Bad vibes at the Gypsy Parlor

The Gypsy Parlor, at 376 Grant St., is one of the newest and most talked-about bars in Buffalo. Using New Age themes, red lighting, nightly events and a delicious bar menu of food and drink specials, it’s able to lure in Buffalo’s young, hip, fun crowd.

However, the behavior of some of the management and staff has been scrutinized over the past few months through word of mouth and on social media.

Problems really began for Gypsy Parlor on Thanksgiving Eve 2013, when owner Gabrielle Mattina and one of her bartenders dressed up as Native American “Poca-hotties.” It was met with much criticism as racist and sexist, particularly by Jodi Lynn Maracle, an American Studies Ph.D student from the University at Buffalo, who is also part Mohawk, who was in turn met with harassment from some of the employees at the Gypsy Parlor.

I had turned a blind eye towards all of this, mostly due to lack of concern — I’m typically more of an Allen Street or basement show patron. Those worlds collided Saturday night when I attended a show at The Gypsy Parlor and witnessed firsthand some very disturbing and confusing behavior.

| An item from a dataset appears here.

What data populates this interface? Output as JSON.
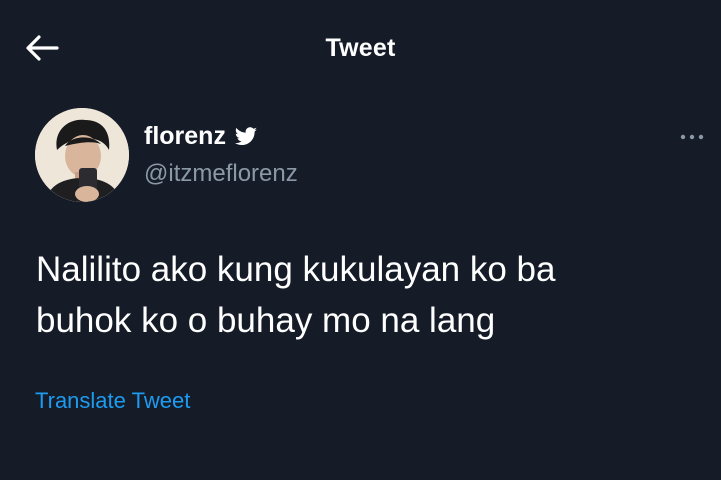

The first occurrence of the night that sent out bad vibes was my being ignored for almost 10 minutes by the bartender, who was very busy exchanging pleasantries with her friends, while holding my drink, and my money, hostage.

I looked over and I saw Gabrielle Mattina’s hands all over the singer’s girlfriend, holding the girl by the hair at some points, the patron screaming to be let go.”

— Adrienne Boudreau

After eventually receiving my drink, my date and I wandered over to the stage area and we looked at each other in confusion. In between band sets, the DJ was playing music by the band Skrewdriver. Skrewdriver is a white power Nazi-skinhead band considered one of the first neo-nazi bands. An odd musical choice in any establishment, and more so in a venue named The Gypsy Parlor, the Roma’s being one of the races Hitler focused on exterminating during the Holocaust.

Things got stranger.

After the show ended, for a few minutes, all was quiet on the western front.

All of the sudden a crowd, yelling and pushing, made its way towards the exit. I looked over and I saw Gabrielle Mattina’s hands all over the singer’s girlfriend, holding the girl by the hair at some points, the patron screaming to be let go.

From what I saw, the bouncer interfered, trying to get the owner of the establishment to let go of the patron. He yelled, “You gotta stop! You gotta stop!” and managed to free the patron from Mattina’s grasp. Mattina responded by pushing the patron across the front of the bar — and I mean the girl flew across the front of the bar.

I continued to be disturbed, when after all of this happened Mattina walked around the bar high-fiving all her employees and screamed “I showed that b—-!” Bragging rights for possible assault? I’m not sure. Whatever it was, it was very strange and unprofessional.

I know I was not alone in feeling discomfort in the situation. I overheard the man next to me at the bar say to a friend, “You know…I would have much rather them taken the time to hear what that girl has to say than drag her out by her hair and 10 other people with her.”

The bad feeling I have in my stomach will not settle about this incident.

Regardless of what happened for these people to get kicked out, that sort of behavior is not appropriate for any person, and especially not appropriate for a business owner.

I contacted the victim of the attack, through mutual friends, who is in the process of filing a police report. She explained how she was found in the men’s bathroom helping her boyfriend, the singer of the band, bandage his bleeding forehead, which had been profusely bleeding the entire time of the band’s set. According to the victim, the bouncer asked no questions and Mattina came over and started attacking her right away.

Now, whether this is true or not isn’t what bothers me. What bothers me is the attitude of the owner on what is a proper way to treat a group of people, some patronizing your bar and some in the very band that brought the crowd in.

After this incident most of the bar got quiet. Vibes were dead. Buzzes were killed.

To use a now-overused phrase – “Awkward.”